# How to tell if a matrix is invertible without knowing its determinant?

• Sep 25th 2011, 12:46 AM
Pupil
How to tell if a matrix is invertible without knowing its determinant?
We haven't learned what a determinant is in my linear algebra class, but I should know if a matrix is non-singular/invertible in order to infer if it has a unique solution or not for an upcoming midterm. Any methods that do not include finding the matrix's determinant? Thanks in advance.
• Sep 25th 2011, 01:55 AM
FernandoRevilla
Re: How to tell if a matrix is invertible without knowing its determinant?
$\displaystyle A\in\mathbb{K}^{n\times n}$ is not invertible iff its row echelon form has at least one null row.
• Sep 25th 2011, 06:07 PM
Pupil
Re: How to tell if a matrix is invertible without knowing its determinant?
Quote:

Originally Posted by FernandoRevilla
$\displaystyle A\in\mathbb{K}^{n\times n}$ is not invertible iff its row echelon form has at least one null row.

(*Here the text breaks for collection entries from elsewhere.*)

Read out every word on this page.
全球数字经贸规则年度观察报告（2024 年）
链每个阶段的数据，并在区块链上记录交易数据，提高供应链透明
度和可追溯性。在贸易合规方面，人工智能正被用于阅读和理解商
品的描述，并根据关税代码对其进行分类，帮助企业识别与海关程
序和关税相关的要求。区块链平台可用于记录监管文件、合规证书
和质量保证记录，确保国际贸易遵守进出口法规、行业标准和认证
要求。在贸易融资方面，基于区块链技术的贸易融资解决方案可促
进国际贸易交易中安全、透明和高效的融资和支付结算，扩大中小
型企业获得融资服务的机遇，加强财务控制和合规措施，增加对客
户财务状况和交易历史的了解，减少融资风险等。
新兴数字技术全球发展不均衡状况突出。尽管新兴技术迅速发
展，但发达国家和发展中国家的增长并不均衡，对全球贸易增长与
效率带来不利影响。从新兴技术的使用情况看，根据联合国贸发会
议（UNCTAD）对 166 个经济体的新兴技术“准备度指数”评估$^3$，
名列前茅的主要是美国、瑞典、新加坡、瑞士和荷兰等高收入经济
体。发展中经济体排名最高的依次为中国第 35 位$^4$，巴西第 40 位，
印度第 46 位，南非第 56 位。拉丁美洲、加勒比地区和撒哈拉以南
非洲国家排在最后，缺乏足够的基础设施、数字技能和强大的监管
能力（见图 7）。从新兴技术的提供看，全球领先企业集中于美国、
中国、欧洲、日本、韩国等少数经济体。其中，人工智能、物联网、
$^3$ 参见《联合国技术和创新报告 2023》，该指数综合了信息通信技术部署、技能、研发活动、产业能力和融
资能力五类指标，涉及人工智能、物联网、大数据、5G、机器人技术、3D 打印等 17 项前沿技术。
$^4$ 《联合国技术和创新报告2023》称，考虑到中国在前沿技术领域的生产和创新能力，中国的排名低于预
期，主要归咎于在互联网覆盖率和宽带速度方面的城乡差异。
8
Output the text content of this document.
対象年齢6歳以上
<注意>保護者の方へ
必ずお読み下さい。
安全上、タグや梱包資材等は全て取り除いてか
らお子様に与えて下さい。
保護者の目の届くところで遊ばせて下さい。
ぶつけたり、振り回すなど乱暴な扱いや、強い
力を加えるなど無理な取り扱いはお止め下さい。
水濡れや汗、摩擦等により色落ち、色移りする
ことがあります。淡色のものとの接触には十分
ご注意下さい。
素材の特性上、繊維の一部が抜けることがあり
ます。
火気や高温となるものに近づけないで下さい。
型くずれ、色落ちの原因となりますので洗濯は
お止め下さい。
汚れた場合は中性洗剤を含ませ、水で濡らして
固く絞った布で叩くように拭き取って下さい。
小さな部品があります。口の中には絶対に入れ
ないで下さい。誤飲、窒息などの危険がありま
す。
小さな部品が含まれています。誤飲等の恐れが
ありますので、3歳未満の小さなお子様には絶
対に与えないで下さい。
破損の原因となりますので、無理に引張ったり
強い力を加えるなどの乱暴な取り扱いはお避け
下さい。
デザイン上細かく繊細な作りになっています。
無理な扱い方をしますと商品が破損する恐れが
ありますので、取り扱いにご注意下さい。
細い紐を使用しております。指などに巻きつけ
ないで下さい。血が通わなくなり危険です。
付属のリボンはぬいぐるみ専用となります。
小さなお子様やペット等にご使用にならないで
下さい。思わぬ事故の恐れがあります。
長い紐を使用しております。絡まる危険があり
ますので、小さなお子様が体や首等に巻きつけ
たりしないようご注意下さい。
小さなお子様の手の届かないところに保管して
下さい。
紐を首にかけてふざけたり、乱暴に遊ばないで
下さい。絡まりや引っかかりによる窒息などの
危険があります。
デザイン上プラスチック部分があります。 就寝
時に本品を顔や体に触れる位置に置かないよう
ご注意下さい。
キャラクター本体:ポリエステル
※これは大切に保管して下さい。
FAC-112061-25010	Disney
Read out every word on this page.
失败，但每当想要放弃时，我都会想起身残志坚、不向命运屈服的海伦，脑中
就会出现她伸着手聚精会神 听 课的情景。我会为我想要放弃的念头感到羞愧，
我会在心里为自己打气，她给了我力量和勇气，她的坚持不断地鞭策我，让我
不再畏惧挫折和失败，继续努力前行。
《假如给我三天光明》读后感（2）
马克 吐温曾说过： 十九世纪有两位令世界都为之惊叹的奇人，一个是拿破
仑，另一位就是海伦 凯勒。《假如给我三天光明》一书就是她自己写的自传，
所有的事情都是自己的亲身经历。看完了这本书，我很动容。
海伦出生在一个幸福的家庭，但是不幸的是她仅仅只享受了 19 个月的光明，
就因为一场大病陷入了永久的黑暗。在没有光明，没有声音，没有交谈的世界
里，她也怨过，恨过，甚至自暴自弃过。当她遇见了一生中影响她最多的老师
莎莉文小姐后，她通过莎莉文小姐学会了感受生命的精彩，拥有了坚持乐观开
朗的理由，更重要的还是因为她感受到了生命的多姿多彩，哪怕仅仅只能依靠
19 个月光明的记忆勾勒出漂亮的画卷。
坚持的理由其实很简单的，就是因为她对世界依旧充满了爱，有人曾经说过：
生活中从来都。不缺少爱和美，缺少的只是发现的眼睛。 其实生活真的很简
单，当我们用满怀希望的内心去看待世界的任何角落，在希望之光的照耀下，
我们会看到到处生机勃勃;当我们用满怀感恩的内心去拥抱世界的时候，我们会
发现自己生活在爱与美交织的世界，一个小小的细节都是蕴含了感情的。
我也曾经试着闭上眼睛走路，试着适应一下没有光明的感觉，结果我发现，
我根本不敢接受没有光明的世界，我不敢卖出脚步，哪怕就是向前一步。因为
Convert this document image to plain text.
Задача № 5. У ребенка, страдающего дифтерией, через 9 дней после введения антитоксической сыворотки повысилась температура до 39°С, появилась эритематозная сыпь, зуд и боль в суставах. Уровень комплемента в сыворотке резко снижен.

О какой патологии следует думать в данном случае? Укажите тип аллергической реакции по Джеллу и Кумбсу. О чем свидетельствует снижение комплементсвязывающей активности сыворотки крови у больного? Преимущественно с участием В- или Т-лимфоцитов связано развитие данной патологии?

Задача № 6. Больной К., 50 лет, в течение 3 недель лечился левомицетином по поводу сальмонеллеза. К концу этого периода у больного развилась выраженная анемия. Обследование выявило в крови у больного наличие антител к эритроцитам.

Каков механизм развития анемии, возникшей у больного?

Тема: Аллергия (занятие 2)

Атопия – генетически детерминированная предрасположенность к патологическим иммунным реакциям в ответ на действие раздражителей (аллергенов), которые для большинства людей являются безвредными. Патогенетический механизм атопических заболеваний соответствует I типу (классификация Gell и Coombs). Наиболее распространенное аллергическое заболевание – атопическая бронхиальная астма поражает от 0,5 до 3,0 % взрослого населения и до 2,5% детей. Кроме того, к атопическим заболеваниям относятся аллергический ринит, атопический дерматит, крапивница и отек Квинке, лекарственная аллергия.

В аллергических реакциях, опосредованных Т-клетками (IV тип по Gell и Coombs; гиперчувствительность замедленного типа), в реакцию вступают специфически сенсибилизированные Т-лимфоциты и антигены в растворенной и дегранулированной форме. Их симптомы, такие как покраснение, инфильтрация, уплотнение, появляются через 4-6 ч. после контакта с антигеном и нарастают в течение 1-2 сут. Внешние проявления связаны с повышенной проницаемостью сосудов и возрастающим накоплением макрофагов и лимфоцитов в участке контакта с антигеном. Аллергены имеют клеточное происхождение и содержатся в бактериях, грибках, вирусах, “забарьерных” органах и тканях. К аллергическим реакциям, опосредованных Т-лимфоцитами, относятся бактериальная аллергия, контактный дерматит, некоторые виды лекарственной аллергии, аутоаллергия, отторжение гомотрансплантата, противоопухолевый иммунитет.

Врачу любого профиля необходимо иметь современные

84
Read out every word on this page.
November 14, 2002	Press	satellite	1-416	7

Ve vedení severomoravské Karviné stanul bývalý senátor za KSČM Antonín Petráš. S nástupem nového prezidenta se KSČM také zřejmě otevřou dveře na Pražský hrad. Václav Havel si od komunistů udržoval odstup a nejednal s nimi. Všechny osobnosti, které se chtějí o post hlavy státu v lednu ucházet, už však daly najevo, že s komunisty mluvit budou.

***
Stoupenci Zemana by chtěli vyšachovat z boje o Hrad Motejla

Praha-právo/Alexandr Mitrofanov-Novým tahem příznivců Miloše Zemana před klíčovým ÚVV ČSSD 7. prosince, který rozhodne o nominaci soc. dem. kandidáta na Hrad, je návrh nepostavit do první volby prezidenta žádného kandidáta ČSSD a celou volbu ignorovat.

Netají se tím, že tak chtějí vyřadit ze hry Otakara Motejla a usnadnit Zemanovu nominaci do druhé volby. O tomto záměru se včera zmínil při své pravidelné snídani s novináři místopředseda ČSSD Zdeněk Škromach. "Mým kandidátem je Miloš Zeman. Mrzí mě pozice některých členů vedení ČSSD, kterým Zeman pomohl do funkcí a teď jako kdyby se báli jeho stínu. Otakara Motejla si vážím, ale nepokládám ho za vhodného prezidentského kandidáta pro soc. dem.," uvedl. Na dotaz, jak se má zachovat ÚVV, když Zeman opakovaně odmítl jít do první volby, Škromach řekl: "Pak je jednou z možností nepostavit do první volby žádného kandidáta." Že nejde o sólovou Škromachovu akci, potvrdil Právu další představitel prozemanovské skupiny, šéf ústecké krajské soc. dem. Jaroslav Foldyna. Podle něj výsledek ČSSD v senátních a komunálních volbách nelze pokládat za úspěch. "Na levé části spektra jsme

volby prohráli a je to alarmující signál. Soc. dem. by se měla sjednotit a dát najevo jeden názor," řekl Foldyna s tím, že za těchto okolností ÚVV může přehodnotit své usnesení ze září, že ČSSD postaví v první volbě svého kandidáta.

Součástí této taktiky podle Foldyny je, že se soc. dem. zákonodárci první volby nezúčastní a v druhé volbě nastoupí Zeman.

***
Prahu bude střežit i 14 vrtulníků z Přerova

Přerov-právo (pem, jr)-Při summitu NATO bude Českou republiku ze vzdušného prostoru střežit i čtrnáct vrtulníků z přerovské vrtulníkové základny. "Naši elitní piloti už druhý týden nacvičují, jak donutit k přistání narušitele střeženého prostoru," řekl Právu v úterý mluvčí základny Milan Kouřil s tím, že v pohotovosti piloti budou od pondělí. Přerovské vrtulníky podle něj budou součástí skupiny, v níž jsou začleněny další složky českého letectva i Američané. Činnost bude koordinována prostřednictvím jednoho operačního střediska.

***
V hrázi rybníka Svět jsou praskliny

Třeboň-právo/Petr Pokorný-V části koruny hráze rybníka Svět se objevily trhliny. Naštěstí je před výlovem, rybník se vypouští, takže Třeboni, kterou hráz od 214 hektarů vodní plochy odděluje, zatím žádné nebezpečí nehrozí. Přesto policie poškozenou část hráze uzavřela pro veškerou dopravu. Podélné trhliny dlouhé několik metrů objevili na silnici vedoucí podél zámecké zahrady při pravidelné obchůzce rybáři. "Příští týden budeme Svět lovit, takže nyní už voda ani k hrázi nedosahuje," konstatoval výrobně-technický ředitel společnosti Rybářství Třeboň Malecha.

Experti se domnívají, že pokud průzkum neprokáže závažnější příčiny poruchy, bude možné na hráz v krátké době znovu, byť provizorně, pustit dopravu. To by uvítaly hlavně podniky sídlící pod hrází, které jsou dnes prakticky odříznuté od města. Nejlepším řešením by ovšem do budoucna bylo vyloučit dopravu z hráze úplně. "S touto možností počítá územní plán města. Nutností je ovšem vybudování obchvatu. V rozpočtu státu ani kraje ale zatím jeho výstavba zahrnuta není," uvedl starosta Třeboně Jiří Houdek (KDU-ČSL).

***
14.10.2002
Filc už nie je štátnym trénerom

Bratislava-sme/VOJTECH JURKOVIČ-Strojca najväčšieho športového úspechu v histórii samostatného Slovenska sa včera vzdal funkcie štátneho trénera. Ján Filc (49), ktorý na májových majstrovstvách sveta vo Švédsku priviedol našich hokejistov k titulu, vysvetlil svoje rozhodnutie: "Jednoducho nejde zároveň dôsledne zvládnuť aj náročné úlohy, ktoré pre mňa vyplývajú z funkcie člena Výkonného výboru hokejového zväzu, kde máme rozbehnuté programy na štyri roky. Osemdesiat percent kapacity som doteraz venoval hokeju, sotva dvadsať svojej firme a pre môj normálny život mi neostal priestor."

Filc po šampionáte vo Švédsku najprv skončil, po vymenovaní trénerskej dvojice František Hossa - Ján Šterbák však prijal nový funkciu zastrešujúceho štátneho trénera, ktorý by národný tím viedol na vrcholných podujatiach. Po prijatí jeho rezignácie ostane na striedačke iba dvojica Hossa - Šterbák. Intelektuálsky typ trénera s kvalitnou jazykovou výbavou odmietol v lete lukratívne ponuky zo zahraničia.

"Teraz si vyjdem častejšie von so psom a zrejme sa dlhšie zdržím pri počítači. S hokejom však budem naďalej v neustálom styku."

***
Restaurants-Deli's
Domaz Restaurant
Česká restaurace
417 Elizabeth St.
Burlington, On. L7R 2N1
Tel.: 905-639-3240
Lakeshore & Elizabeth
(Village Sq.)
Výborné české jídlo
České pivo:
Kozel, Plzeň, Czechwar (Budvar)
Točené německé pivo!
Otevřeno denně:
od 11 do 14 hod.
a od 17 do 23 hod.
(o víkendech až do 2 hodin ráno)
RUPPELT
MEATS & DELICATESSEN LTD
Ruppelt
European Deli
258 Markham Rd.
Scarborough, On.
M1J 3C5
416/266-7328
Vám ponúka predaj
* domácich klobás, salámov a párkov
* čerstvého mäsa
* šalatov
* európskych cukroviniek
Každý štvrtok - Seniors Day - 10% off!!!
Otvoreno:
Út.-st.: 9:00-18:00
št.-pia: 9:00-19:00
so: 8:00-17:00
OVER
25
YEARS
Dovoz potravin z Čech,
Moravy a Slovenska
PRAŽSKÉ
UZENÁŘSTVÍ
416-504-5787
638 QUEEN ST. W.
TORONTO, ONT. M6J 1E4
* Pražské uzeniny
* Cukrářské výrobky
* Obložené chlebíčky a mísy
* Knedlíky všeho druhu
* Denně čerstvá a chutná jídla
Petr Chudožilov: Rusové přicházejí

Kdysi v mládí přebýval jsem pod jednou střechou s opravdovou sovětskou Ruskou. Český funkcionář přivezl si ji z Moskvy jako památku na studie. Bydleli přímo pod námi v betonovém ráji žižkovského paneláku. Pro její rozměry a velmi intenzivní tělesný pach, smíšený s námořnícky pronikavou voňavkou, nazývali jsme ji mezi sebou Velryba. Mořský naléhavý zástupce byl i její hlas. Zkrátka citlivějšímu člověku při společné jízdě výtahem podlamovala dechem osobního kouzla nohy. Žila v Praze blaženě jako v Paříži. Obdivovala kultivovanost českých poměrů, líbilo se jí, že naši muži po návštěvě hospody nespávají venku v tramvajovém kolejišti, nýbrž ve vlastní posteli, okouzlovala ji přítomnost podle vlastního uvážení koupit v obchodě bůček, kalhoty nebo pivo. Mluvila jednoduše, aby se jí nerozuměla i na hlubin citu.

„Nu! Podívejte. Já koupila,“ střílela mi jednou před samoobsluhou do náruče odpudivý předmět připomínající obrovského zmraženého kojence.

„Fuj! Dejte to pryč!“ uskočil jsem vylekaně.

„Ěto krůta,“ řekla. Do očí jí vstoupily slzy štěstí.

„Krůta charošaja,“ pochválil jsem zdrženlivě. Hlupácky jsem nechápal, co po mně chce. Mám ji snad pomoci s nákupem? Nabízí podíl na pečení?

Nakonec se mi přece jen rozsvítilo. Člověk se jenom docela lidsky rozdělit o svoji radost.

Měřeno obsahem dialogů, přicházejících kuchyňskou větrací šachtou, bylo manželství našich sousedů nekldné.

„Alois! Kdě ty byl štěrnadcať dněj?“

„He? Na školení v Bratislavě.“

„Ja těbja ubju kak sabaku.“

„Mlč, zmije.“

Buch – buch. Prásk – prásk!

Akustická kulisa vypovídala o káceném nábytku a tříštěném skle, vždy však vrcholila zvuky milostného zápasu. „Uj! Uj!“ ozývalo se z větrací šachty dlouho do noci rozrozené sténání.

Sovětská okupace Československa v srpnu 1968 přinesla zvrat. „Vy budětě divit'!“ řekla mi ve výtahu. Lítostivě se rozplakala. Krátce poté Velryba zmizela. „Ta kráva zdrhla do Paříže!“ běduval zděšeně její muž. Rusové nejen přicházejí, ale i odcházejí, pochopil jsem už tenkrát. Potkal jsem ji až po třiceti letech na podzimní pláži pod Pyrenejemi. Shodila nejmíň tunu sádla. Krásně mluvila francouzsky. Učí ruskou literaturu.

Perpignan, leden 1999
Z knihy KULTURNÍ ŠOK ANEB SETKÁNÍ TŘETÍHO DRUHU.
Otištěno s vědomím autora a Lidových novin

Null as in the entire row is a row of zeros, correct? That would imply that the homogeneous system has a nontrivial solution, as in infinitely many solutions? Since a system of equations with infinitely many solutions is not invertible.
• Sep 25th 2011, 06:18 PM
FernandoRevilla
Re: How to tell if a matrix is invertible without knowing its determinant?
Quote:

Originally Posted by Pupil
Null as in the entire row is a row of zeros, correct?

Right.

Quote:

That would imply that the homogeneous system has a nontrivial solution,
Right

Quote:

Since a system of equations with infinitely many solutions is not invertible.
Better: if a system with n equations and n unknowns has infinitely many solutions, the corresponding matrix is not invertible.